Within his highly varied oeuvre, O’Brien uses material experimentation and free-form creation to capture the emotion, psychology, and memory of a particular moment. His drawings, sculptures, and ceramics communicate and serve as an extension of the self. This ongoing quest for identity through artistic expression finds a new avenue in The Protectors, as O’Brien looks to bridge the disconnects between individual experience of struggle and perseverance and the public works intended to commemorate it.
Taking inspiration from the powerful imagery of the Mahakala, a deity in Tibetan Buddhism, O’Brien shapes his sculptures through organic patterning, the lines and curves flowing naturally in and out of each other. Images of wheels, spirals, and hands appear momentarily and then dissipate into themselves, defying figurative clarity and conveying a spiritual wildness. The tension between figuration and abstraction makes subtle reference to the internal and external push-and-pull that we so often feel as we move through and beyond personal and collective challenges. In this way, O’Brien’s bronzes reflect a common narrative that can be understood by a wide and diverse audience. At the same time, the sculpture’s totemic qualities and spiritual undertones offer potent opportunity for self-reflection and meditation.
The Protectors will also feature a selection of new works on paper, conceived from the same source content.

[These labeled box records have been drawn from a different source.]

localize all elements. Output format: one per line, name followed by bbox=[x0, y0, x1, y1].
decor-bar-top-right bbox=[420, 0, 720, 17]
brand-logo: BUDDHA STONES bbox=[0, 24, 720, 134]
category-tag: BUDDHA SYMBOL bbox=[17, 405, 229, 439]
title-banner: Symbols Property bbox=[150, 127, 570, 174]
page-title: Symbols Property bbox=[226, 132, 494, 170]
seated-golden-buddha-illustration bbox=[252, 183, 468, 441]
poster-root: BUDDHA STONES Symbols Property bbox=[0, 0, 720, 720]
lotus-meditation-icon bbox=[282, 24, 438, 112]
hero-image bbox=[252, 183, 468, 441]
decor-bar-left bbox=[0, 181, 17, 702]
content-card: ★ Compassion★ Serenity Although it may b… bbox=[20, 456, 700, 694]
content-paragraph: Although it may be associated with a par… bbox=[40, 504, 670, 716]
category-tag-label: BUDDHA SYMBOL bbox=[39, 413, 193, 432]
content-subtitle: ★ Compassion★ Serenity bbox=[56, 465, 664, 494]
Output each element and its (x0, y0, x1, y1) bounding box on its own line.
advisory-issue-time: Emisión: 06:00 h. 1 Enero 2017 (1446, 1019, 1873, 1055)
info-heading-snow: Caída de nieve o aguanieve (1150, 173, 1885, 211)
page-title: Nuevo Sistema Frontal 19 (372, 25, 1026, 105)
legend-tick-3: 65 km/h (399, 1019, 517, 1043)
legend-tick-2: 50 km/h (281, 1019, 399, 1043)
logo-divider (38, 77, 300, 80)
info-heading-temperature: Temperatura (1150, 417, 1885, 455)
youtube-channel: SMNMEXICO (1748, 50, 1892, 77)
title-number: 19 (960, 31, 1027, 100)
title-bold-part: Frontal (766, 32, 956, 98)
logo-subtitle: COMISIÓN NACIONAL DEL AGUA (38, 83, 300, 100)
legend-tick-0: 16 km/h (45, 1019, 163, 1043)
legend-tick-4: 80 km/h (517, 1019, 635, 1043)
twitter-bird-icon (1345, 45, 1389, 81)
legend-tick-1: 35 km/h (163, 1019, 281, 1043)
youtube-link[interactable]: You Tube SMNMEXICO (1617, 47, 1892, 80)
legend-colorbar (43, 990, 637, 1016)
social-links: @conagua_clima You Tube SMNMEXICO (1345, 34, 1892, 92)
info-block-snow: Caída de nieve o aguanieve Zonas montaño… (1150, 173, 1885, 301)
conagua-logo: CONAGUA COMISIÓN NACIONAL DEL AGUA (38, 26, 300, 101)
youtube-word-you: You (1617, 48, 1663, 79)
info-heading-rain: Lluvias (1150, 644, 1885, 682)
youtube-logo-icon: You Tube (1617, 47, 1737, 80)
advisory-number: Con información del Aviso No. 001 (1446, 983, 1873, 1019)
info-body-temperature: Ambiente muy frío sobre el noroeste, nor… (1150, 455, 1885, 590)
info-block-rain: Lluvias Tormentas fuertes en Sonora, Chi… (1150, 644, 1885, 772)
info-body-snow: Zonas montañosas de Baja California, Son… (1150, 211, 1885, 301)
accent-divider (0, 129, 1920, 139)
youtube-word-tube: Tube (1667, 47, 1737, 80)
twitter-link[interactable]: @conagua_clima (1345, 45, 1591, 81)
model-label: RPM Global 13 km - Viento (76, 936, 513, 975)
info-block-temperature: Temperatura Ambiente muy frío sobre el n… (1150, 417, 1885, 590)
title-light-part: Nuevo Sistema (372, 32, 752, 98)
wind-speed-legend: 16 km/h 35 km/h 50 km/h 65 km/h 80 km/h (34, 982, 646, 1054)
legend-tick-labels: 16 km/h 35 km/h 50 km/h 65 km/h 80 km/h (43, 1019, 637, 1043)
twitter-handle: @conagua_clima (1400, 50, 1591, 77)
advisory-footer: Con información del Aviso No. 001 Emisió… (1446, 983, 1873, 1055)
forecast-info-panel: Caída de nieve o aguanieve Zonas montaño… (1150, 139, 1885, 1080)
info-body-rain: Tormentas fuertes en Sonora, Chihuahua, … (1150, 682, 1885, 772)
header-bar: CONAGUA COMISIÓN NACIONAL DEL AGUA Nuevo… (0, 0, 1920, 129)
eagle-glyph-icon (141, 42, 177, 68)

The incorporation of the drawings produces a dramatic shift in scale and relationship to the viewer. The bronze sculptures, some life-sized, compel a physical engagement, while the works on paper, made in an array of cool, blue tones, suggest a more intimate and introspective experience. While presented indoors for this exhibition, the sculptures may be shown outside, furthering the inward and outward dichotomy and highlighting the vastly different visual and psychic affects of a single gesture across two media. Together, the works speak to the way we engage and respond to memorials that we encounter as well as the ones we may create.
“Memorials are a common attribute of public spaces, and they often represent a crucial moment or event—one that can alter or confront the way we perceive ourselves, culturally and historically. Yet, there is a dissonance between how monuments convey a collective whole and how different people might experience and process those same events,” said O’Brien. “These newest works are about humanizing the monument, so that it offers more opportunities to find personal meaning and also healing. For me the creative process has always been about giving voice to a particular emotion or happening, so it feels like a very natural evolution to explore public works as an expression of identity.”
A solo museum show of O’Brien’s work, curated by Joey Yates, will also be on view at KMAC Museum in Louisville, Kentucky, from January 21 – April 9, 2017.